Prefer autolab status first.

Mode And Cadence Selection

Standard mode

Use for deterministic stage-machine control and verifier/debug loops.

•one-step: autolab run
•with pre-verify: autolab run --verify

Assistant mode

Use for task-driven cycles (select -> implement -> verify -> review).

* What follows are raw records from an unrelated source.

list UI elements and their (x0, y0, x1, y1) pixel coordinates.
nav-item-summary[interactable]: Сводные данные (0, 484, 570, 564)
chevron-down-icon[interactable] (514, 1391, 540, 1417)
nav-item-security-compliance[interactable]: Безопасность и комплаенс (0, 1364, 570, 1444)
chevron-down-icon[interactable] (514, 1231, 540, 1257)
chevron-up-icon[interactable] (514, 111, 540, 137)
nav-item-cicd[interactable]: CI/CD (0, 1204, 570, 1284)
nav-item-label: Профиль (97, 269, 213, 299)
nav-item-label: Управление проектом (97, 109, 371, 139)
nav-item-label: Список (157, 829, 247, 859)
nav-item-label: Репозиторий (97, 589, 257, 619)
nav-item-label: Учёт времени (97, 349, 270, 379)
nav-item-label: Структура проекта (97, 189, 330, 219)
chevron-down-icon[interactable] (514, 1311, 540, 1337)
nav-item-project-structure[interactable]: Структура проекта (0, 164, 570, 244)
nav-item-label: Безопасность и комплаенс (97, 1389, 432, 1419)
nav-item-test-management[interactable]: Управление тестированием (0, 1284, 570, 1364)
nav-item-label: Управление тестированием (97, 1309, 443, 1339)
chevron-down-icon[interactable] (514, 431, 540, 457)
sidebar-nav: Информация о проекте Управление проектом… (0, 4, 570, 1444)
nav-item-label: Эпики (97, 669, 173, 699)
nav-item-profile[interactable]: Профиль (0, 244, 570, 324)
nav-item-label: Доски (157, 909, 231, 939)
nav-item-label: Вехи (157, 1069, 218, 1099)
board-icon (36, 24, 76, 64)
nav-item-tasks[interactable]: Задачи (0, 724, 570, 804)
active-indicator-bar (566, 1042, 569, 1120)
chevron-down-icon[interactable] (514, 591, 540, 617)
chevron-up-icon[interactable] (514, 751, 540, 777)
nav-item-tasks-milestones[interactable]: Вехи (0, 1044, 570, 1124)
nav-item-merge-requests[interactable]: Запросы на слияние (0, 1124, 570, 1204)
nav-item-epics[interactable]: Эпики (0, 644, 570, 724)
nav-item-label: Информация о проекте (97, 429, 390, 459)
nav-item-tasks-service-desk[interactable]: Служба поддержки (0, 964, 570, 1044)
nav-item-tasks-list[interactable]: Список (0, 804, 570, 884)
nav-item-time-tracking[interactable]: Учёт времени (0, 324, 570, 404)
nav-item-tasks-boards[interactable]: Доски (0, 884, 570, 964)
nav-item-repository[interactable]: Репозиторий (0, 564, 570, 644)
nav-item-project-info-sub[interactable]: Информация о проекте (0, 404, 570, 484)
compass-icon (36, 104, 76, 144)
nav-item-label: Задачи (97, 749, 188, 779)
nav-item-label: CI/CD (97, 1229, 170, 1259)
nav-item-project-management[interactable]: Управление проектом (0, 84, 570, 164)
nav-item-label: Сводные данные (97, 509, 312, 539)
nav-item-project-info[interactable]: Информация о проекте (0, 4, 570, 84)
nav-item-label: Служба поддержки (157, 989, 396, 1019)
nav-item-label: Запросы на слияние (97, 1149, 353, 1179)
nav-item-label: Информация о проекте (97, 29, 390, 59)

•one-step: autolab run --assistant
•unattended: autolab loop --assistant --auto --max-hours <h> --max-iterations <n>

Decision handling

At decide_repeat:

•explicit: autolab run --decision hypothesis|design|stop|human_review
•auto: autolab run --auto-decision

Common Tasks

Upgrade autolab

•Run autolab update.
•
Confirm output shows latest_tag and either:
- •action: already up to date, or
- •action: upgrading plus scaffold sync status.

Stuck stage

•autolab status
•autolab verify --stage <stage>
•Fix the failing artifact(s) or policy mismatch.
•Re-run autolab run.

SLURM issues

•Inspect manifest: cat experiments/<type>/<iteration_id>/runs/<run_id>/run_manifest.json
•Verify ledger: autolab slurm-job-list verify --manifest <manifest> --doc docs/slurm_job_list.md
•Repair ledger if needed: autolab slurm-job-list append --manifest <manifest> --doc docs/slurm_job_list.md
•Re-run autolab verify --stage launch or autolab verify --stage slurm_monitor.

Assistant loop issues

•Check assistant_mode, task_cycle_stage, and guardrail counters via autolab status.
•Confirm meaningful-change policy (autorun.meaningful_change.*).
•Ensure backlog/todo tasks are actionable.
•If repeated churn occurs, reduce automation scope and escalate to human_review.

Policy misconfiguration

•Run autolab configure --check.
•Inspect requirements_by_stage vs workflow capabilities.
•Validate python_bin, dry_run_command, and retry policies.
•Apply minimal corrective edits; rerun verification.

Failure Playbooks

`prompt_lint` fails

•autolab verify --stage <stage>
•Inspect .autolab/prompts/stage_<stage>.md and .autolab/workflow.yaml token contracts.
•Fix unsupported/missing tokens and rerun verification.

`schema_checks` fails

•autolab verify --stage <stage>
•python .autolab/verifiers/schema_checks.py --stage <stage> --json
•Fix required fields/types against .autolab/schemas/*.schema.json.

`docs_targets` fails

Ensure docs_update.md includes:

•exact metrics.json and run_manifest.json artifact paths
•primary metric name, value, and delta
•explicit no-target rationale when paper_targets is empty

Safe Defaults

•Do not manually edit .autolab/state.json to force transitions.
•Keep docs/todo.md in Markdown format.
•Keep guardrails enabled in unattended mode.
•Prefer bounded loops (--max-iterations, --max-hours).
•Use auto_commit.mode: meaningful_only unless explicitly overridden.

Review Result Contract

review_result.json.required_checks is the fixed 5-key map:

•tests
•dry_run
•schema
•env_smoke
•docs_target_update

Do not add extra keys; use .autolab/verification_result.json for additional verifier evidence.